Citizens' Jury scrutinyI have not been watching today’s  Citizens’ Jury Two Livestreaming and Video.  However, these sessions are available for viewing. I saw at the agenda – See the agenda here – that the gathering was to be opened by Premier Jay Weatherill, and Kevin Scarce, former chief of the Nuclear Fuel Chain Royal Commission.

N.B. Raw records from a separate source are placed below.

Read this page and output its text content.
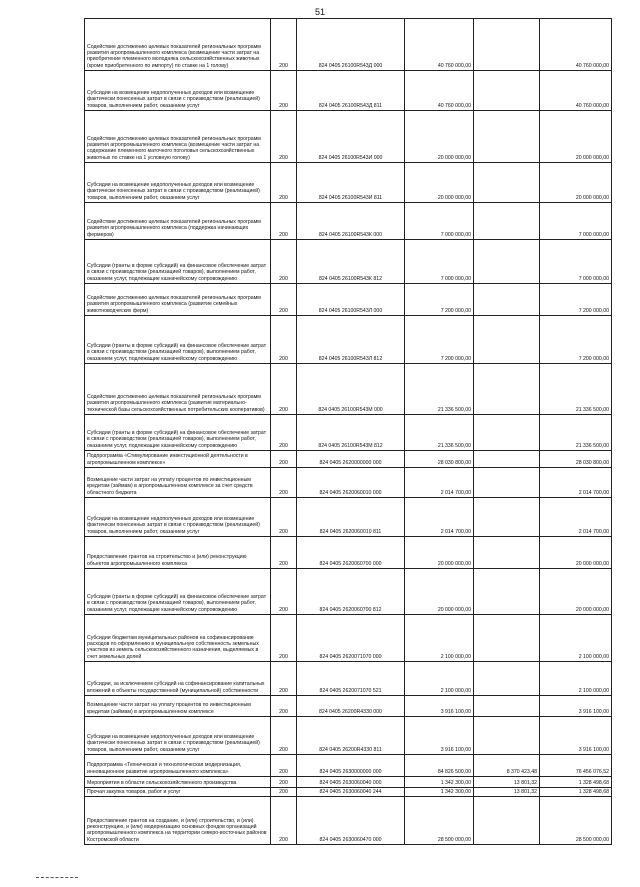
51
Содействие достижению целевых показателей региональных программ развития агропромышленного комплекса (возмещение части затрат на приобретение племенного молодняка сельскохозяйственных животных (кроме приобретенного по импорту) по ставке на 1 голову)	200	824 0405 26100R543Д 000	40 760 000,00		40 760 000,00
Субсидии на возмещение недополученных доходов или возмещение фактически понесенных затрат в связи с производством (реализацией) товаров, выполнением работ, оказанием услуг	200	824 0405 26100R543Д 811	40 760 000,00		40 760 000,00
Содействие достижению целевых показателей региональных программ развития агропромышленного комплекса (возмещение части затрат на содержание племенного маточного поголовья сельскохозяйственных животных по ставке на 1 условную голову)	200	824 0405 26100R543И 000	20 000 000,00		20 000 000,00
Субсидии на возмещение недополученных доходов или возмещение фактически понесенных затрат в связи с производством (реализацией) товаров, выполнением работ, оказанием услуг	200	824 0405 26100R543И 811	20 000 000,00		20 000 000,00
Содействие достижению целевых показателей региональных программ развития агропромышленного комплекса (поддержка начинающих фермеров)	200	824 0405 26100R543К 000	7 000 000,00		7 000 000,00
Субсидии (гранты в форме субсидий) на финансовое обеспечение затрат в связи с производством (реализацией товаров), выполнением работ, оказанием услуг, подлежащие казначейскому сопровождению	200	824 0405 26100R543К 812	7 000 000,00		7 000 000,00
Содействие достижению целевых показателей региональных программ развития агропромышленного комплекса (развитие семейных животноводческих ферм)	200	824 0405 26100R543Л 000	7 200 000,00		7 200 000,00
Субсидии (гранты в форме субсидий) на финансовое обеспечение затрат в связи с производством (реализацией товаров), выполнением работ, оказанием услуг, подлежащие казначейскому сопровождению	200	824 0405 26100R543Л 812	7 200 000,00		7 200 000,00
Содействие достижению целевых показателей региональных программ развития агропромышленного комплекса (развитие материально-технической базы сельскохозяйственных потребительских кооперативов)	200	824 0405 26100R543М 000	21 336 500,00		21 336 500,00
Субсидии (гранты в форме субсидий) на финансовое обеспечение затрат в связи с производством (реализацией товаров), выполнением работ, оказанием услуг, подлежащие казначейскому сопровождению	200	824 0405 26100R543М 812	21 336 500,00		21 336 500,00
Подпрограмма «Стимулирование инвестиционной деятельности в агропромышленном комплексе»	200	824 0405 2620000000 000	28 030 800,00		28 030 800,00
Возмещение части затрат на уплату процентов по инвестиционным кредитам (займам) в агропромышленном комплексе за счет средств областного бюджета	200	824 0405 2620060010 000	2 014 700,00		2 014 700,00
Субсидии на возмещение недополученных доходов или возмещение фактически понесенных затрат в связи с производством (реализацией) товаров, выполнением работ, оказанием услуг	200	824 0405 2620060010 811	2 014 700,00		2 014 700,00
Предоставление грантов на строительство и (или) реконструкцию объектов агропромышленного комплекса	200	824 0405 2620060700 000	20 000 000,00		20 000 000,00
Субсидии (гранты в форме субсидий) на финансовое обеспечение затрат в связи с производством (реализацией товаров), выполнением работ, оказанием услуг, подлежащие казначейскому сопровождению	200	824 0405 2620060700 812	20 000 000,00		20 000 000,00
Субсидии бюджетам муниципальных районов на софинансирование расходов по оформлению в муниципальную собственность земельных участков из земель сельскохозяйственного назначения, выделяемых в счет земельных долей	200	824 0405 2620071070 000	2 100 000,00		2 100 000,00
Субсидии, за исключением субсидий на софинансирование капитальных вложений в объекты государственной (муниципальной) собственности	200	824 0405 2620071070 521	2 100 000,00		2 100 000,00
Возмещение части затрат на уплату процентов по инвестиционным кредитам (займам) в агропромышленном комплексе	200	824 0405 26200R4330 000	3 916 100,00		3 916 100,00
Субсидии на возмещение недополученных доходов или возмещение фактически понесенных затрат в связи с производством (реализацией) товаров, выполнением работ, оказанием услуг	200	824 0405 26200R4330 811	3 916 100,00		3 916 100,00
Подпрограмма «Техническая и технологическая модернизация, инновационное развитие агропромышленного комплекса»	200	824 0405 2630000000 000	84 826 500,00	8 370 423,48	76 456 076,52
Мероприятия в области сельскохозяйственного производства	200	824 0405 2630060040 000	1 342 300,00	13 801,32	1 328 498,68
Прочая закупка товаров, работ и услуг	200	824 0405 2630060040 244	1 342 300,00	13 801,32	1 328 498,68
Предоставление грантов на создание, и (или) строительство, и (или) реконструкцию, и (или) модернизацию основных фондов организаций агропромышленного комплекса на территории северо-восточных районов Костромской области	200	824 0405 2630060470 000	28 500 000,00		28 500 000,00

Unlike may other critics of the nuclear industry, I have some faith in the process. I did think that DemocracyCo ran the first Citizens’ Jury meetings well, and the jury members asked intelligent questions.  The problems were:

  1. The whole premise was not really a jury situation in any sense. The jury were told that they were not to make a decision (the essential brief of any real jury). They were told to produce a ‘Summary of the Nuclear Fuel cycle Royal Commission’s Report.
  2. The witnesses were not always well informed, and some were both ignorant and biased. They were chosen at an early stage by the jury members, who clearly did not then have access to  impartial and well informed experts.
  3.  Members of the Nuclear Fuel Chain Royal Commission were far too prominently present and vocal. Greg War and Chad Jacobi made sure to dazzle all with their pro nuclear knowledge, whenever it looked as if criticism of the nuclear industry was coming up.

This new Citizens’ Jury has been given a loaded question to consider:

“Under what circumstances, if any, could South Australia pursue the opportunity to store and dispose of nuclear waste from other countries?”

So – much as I admire DemocracyCo’s the group management efforts, and real attempts at fairness, I am not optimistic about the outcome of this Citizens’ Jury 2.  I think it will boil down to another delaying tactic by the Weatherill government, to keep the State guessing – while behind the scenes, the nuclear lobby gets on with its preparations for nuclear waste importing to south Australia.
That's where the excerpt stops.